Indeed, this seems to be the approach to several charity hospitals that had the gall to continue their charitable mission. They get
into trouble when they only give charity to human beings and not to Medicare apparatchiks.
This is exactly happened to the 161 bed Deborah Hospital in New Jersey. The hospital never charges patients for medical
services. But the hospital did collect from Medicare when patients had Medicare coverage.
As medical lawyer Madeline P. Cosman, Ph.D., writes "the U.S. Department of Health and Human Services prosecuted
Deborah over the course of four years because Deborah accepts Medicare payments without requiring patient copayments
and therefore violates a slew of civil and criminal laws.
"By following its own three-quarter-century-old mandate to never charge patients, Deborah Hospital was accused of granting
incentives for referrals, submitting false claims to the government, unfairly competing with community and other specialty
hospitals, and generally flouting White Coat Crime laws ... Medicare has no obligation to pay for hospital care that the patient
gets as a free gift."
The "false claims" charge alone carries a $10,000 fine, per incident, plus triple damages. Each patient charge can be
prosecuted as a separate false claim. "Deborah's refusal to violate its free care mandate that defies medical law nearly forced
the generous doors and charity operating rooms to close shut. In 2003, Deborah Hospital finally got a reprieve, a waiver
enabling them to continue their tradition of not charging copayments" writes Cosman.
Deborah Hospital was presumed guilty, until proven innocent or granted a waiver from the boss.

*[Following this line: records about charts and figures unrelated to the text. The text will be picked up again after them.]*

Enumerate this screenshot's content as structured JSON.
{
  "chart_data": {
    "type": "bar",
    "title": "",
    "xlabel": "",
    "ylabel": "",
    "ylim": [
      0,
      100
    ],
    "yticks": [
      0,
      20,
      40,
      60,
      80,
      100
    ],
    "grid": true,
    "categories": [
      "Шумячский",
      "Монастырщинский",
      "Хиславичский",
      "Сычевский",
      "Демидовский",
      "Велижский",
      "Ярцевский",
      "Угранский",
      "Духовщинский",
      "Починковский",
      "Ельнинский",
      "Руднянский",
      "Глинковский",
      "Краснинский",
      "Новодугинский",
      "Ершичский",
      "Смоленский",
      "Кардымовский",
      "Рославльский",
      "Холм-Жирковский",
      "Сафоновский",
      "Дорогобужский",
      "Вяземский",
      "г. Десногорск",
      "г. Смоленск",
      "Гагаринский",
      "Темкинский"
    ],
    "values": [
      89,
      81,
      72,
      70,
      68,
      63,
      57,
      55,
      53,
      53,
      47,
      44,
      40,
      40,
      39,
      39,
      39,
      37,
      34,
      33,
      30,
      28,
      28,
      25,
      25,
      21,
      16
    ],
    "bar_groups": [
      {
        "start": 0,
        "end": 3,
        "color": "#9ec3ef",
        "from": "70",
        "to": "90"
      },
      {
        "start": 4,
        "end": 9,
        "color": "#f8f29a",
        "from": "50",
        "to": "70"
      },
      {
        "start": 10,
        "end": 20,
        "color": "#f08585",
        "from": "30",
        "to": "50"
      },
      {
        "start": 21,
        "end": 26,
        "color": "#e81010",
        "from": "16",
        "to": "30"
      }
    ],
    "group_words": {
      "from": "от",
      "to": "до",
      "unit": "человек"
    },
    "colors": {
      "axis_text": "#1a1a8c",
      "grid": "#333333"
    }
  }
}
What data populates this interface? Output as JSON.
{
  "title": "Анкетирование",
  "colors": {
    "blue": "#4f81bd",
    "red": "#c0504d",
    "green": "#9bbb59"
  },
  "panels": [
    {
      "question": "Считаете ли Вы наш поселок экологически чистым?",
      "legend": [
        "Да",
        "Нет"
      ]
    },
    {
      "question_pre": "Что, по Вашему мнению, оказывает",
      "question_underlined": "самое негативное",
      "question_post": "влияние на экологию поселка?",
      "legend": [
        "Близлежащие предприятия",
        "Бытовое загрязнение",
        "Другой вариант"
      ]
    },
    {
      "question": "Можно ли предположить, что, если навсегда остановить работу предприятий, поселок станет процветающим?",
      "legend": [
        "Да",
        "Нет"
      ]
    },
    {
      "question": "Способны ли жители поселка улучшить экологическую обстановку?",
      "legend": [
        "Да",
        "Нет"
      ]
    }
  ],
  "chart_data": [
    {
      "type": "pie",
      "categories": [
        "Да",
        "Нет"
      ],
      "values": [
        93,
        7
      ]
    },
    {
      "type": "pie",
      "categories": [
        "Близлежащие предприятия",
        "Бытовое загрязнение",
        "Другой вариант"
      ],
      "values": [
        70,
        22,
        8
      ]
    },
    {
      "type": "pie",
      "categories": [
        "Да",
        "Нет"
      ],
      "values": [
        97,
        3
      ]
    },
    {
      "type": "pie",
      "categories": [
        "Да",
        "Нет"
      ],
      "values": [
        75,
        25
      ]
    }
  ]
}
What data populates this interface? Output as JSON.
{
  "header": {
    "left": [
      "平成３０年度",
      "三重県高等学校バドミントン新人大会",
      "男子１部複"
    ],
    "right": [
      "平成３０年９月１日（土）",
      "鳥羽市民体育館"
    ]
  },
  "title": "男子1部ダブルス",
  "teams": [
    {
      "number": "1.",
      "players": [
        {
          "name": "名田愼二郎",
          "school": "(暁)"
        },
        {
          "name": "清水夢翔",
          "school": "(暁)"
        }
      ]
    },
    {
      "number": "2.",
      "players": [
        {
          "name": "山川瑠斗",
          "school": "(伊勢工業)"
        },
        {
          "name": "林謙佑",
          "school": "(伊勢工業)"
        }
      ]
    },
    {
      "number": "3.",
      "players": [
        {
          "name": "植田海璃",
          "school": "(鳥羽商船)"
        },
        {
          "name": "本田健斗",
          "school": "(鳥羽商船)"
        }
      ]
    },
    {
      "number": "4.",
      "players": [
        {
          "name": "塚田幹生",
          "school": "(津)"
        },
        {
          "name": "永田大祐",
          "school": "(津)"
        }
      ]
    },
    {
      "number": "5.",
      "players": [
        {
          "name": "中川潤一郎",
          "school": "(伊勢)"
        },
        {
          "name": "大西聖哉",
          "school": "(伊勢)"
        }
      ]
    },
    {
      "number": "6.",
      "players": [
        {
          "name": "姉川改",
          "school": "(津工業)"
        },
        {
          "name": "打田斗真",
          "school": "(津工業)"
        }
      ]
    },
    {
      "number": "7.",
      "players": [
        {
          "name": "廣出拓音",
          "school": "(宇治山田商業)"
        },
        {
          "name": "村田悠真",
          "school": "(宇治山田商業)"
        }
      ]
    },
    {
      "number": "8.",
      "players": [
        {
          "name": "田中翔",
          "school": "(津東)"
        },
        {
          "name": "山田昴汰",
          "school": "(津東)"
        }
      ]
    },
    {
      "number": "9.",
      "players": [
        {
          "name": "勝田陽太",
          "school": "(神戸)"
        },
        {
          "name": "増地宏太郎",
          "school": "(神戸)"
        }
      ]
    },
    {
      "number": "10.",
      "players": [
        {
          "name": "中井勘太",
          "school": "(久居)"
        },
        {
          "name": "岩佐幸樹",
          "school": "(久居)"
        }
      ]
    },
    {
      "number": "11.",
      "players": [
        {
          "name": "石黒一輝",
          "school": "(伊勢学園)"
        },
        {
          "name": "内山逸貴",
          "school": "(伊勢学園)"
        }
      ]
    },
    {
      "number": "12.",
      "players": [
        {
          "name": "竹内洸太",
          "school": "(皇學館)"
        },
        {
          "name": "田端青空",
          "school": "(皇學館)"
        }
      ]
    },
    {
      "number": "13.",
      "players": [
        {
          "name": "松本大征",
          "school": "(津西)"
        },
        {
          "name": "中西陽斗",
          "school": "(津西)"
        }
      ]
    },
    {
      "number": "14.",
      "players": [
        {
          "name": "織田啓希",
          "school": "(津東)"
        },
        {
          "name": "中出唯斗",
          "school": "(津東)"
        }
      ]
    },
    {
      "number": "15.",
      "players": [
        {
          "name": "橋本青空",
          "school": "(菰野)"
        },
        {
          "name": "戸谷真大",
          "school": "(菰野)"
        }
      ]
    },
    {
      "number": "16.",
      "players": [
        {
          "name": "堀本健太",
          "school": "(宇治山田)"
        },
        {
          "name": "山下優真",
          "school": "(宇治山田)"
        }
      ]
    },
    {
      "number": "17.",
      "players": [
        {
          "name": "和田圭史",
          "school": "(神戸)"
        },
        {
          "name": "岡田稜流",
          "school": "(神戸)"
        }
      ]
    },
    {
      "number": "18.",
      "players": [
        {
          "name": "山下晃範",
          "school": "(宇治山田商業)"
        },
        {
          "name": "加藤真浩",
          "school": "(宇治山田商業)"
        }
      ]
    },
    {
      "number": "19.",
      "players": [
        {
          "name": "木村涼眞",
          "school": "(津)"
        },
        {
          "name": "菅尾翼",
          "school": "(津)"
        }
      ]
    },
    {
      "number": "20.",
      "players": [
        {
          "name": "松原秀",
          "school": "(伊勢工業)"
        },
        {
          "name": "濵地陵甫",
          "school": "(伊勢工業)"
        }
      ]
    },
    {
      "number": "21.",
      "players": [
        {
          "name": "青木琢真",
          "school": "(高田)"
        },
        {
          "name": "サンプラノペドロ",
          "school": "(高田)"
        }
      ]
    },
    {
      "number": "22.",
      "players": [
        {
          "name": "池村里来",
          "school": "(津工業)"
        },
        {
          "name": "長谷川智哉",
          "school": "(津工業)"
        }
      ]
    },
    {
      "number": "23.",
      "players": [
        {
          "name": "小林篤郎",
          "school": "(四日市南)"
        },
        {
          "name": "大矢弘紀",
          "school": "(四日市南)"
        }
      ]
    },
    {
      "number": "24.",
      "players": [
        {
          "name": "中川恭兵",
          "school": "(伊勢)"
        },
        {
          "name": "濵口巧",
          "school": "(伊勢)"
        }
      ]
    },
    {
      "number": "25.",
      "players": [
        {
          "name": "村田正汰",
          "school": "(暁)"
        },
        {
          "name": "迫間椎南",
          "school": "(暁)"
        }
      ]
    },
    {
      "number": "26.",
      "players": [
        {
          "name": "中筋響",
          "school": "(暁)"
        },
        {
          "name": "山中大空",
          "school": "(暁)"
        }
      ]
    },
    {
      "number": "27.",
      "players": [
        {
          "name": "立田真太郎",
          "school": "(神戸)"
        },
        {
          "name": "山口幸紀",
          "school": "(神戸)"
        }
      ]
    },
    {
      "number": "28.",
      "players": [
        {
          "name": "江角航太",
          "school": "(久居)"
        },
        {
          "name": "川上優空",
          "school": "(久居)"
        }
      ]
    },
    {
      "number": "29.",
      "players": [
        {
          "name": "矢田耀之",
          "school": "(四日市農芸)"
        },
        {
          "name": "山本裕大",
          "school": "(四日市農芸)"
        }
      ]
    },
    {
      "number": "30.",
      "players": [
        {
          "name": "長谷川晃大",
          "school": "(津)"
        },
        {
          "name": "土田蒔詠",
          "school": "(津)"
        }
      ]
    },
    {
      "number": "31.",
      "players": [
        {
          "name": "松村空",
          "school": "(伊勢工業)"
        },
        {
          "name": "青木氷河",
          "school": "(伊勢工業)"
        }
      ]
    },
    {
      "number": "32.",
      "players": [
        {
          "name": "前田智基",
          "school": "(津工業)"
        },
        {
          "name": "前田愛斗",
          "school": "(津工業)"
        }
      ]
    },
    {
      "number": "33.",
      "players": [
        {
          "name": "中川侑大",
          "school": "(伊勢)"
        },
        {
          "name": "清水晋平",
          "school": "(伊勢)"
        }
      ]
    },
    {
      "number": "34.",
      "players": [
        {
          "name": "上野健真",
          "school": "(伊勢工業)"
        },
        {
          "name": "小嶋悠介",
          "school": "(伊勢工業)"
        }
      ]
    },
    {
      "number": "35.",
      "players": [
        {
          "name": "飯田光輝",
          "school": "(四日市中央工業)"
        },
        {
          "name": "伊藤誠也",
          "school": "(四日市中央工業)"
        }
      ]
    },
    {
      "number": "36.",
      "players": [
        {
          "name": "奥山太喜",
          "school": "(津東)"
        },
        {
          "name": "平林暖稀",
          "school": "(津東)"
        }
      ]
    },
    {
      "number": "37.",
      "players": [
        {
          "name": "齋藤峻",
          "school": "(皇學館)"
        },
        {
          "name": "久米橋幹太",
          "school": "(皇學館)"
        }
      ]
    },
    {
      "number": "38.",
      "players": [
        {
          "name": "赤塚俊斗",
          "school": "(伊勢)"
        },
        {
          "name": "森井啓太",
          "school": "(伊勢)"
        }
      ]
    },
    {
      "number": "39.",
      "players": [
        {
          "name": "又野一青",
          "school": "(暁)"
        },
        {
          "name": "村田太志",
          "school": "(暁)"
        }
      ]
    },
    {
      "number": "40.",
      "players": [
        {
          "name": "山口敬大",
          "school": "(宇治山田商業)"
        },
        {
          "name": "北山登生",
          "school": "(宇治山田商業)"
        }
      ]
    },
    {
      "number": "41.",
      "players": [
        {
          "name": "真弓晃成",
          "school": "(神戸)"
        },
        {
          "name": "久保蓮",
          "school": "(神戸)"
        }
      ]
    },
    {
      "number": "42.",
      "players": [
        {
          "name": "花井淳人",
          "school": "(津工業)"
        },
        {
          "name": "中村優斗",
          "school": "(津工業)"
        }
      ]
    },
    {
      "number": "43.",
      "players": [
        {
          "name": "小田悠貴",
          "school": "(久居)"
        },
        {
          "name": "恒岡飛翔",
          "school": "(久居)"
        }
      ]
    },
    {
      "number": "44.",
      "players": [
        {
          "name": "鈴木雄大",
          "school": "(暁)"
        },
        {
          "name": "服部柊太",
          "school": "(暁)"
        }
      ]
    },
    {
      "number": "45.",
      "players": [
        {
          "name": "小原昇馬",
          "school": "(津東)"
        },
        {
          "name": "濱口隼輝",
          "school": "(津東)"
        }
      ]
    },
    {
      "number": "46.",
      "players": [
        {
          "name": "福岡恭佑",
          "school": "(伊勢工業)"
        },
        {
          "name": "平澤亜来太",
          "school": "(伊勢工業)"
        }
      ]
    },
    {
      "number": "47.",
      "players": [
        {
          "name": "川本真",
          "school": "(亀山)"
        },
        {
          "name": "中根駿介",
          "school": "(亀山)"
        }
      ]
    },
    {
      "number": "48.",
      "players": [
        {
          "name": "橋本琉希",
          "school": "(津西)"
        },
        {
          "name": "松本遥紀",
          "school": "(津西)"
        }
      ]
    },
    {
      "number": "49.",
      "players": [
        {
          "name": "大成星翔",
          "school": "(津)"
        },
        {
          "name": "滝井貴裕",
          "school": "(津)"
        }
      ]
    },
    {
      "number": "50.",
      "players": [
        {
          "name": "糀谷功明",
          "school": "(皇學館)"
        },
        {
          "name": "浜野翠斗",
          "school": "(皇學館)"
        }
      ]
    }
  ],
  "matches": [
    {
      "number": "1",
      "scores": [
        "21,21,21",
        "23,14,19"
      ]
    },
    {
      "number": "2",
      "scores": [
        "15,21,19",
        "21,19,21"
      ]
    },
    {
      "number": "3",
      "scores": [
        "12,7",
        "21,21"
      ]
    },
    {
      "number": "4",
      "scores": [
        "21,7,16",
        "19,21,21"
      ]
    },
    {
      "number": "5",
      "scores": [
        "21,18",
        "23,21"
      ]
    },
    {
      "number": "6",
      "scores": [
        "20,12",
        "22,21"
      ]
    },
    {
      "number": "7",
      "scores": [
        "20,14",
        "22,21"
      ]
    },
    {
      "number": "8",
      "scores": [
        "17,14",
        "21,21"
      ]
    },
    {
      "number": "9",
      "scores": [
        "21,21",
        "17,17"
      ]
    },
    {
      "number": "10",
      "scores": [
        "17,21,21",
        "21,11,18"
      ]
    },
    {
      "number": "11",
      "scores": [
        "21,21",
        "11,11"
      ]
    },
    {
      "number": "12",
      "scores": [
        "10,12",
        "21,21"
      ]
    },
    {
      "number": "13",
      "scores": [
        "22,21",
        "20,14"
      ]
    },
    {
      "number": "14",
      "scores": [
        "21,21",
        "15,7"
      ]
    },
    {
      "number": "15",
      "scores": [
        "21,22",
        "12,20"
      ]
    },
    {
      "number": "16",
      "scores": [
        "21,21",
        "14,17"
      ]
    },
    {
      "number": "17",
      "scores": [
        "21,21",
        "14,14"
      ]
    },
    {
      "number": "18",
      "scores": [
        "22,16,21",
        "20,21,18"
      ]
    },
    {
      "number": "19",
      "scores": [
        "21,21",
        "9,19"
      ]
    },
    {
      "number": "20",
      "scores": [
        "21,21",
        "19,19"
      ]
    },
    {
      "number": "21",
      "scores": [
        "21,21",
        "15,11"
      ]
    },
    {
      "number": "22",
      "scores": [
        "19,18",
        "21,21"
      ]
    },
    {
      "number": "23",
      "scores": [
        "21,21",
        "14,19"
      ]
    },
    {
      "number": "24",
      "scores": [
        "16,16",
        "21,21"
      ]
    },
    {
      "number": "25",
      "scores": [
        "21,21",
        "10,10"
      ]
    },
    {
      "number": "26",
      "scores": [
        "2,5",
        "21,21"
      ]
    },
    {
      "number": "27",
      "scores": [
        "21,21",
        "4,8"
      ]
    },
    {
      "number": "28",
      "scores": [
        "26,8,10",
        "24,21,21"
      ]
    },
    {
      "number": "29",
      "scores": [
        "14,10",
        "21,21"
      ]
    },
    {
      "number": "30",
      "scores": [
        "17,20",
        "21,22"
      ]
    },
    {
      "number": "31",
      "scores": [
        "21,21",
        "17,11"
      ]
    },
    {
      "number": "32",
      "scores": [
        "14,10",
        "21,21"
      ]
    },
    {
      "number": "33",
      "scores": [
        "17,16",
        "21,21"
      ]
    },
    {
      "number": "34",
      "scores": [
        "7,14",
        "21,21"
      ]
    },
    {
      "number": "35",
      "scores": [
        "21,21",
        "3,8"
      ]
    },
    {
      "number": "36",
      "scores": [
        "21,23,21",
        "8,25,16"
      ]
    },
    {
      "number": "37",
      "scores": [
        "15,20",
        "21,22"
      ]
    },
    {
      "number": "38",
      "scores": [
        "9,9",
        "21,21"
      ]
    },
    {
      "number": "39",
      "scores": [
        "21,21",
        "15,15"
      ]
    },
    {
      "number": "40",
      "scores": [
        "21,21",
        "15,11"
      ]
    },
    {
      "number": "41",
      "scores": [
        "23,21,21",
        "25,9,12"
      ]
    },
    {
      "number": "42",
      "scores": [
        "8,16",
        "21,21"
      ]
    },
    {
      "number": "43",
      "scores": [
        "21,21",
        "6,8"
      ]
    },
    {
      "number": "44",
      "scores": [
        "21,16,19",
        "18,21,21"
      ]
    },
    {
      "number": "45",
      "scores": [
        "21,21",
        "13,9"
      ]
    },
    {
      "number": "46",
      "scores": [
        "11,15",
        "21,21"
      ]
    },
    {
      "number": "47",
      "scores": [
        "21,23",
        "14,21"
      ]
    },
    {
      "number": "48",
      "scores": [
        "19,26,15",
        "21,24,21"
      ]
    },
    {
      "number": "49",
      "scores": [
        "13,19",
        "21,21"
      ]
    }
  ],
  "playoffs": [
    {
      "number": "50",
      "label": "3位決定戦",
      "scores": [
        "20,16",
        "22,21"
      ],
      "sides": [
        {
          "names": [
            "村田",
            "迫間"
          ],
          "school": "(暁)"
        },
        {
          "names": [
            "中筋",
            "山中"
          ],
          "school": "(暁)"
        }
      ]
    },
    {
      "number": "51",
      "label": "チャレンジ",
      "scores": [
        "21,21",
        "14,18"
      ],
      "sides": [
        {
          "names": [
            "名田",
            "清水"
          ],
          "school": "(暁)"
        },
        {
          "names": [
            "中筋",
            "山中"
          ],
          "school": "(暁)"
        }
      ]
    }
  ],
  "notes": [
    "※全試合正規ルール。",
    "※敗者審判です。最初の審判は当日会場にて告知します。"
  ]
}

So, in order to keep government prosecutors at bay, doctors and hospitals who have contracts with Medicare or private
insurance companies are essentially forced to charge their highest fees so that the government can't accuse them of cheating.
These fees are like the "rack rate" room charges posted in hotel rooms. In our experience, these posted hotel charges are
always a lot higher than what you actually pay and are apparently posted because of some "consumer protection" regulation.
Just as individuals, travel agents and businesses negotiate lower rates for hotel rooms, insurance companies and individuals
negotiate lower rates for hospital rooms, at least with some hospitals.
At least this bureaucratic inversion of charity is now coming to public attention.
The Robert Wood Johnson Foundation paid for a study of 6,600 physicians that found that 68 percent of doctors now say
they deliver any free or discounted assistance to low-income patients. This is down from 76 percent a mere 10 years earlier
according to Donald Devine, former director of the Federal Employees Health Benefits and Civil Service Retirement programs
in an article published in the Washington Times two days after April Fools Day.
It took a study to find out what doctors have been experiencing for several decades.
Although Devine "had managed the largest employer health insurance plan in the nation and written often on health matters" this
problem had escaped his notice, he writes. "When one reads about doctors being hauled off to jail for fraud, odds are this is
the cause: Guilty not of fraud but of charity."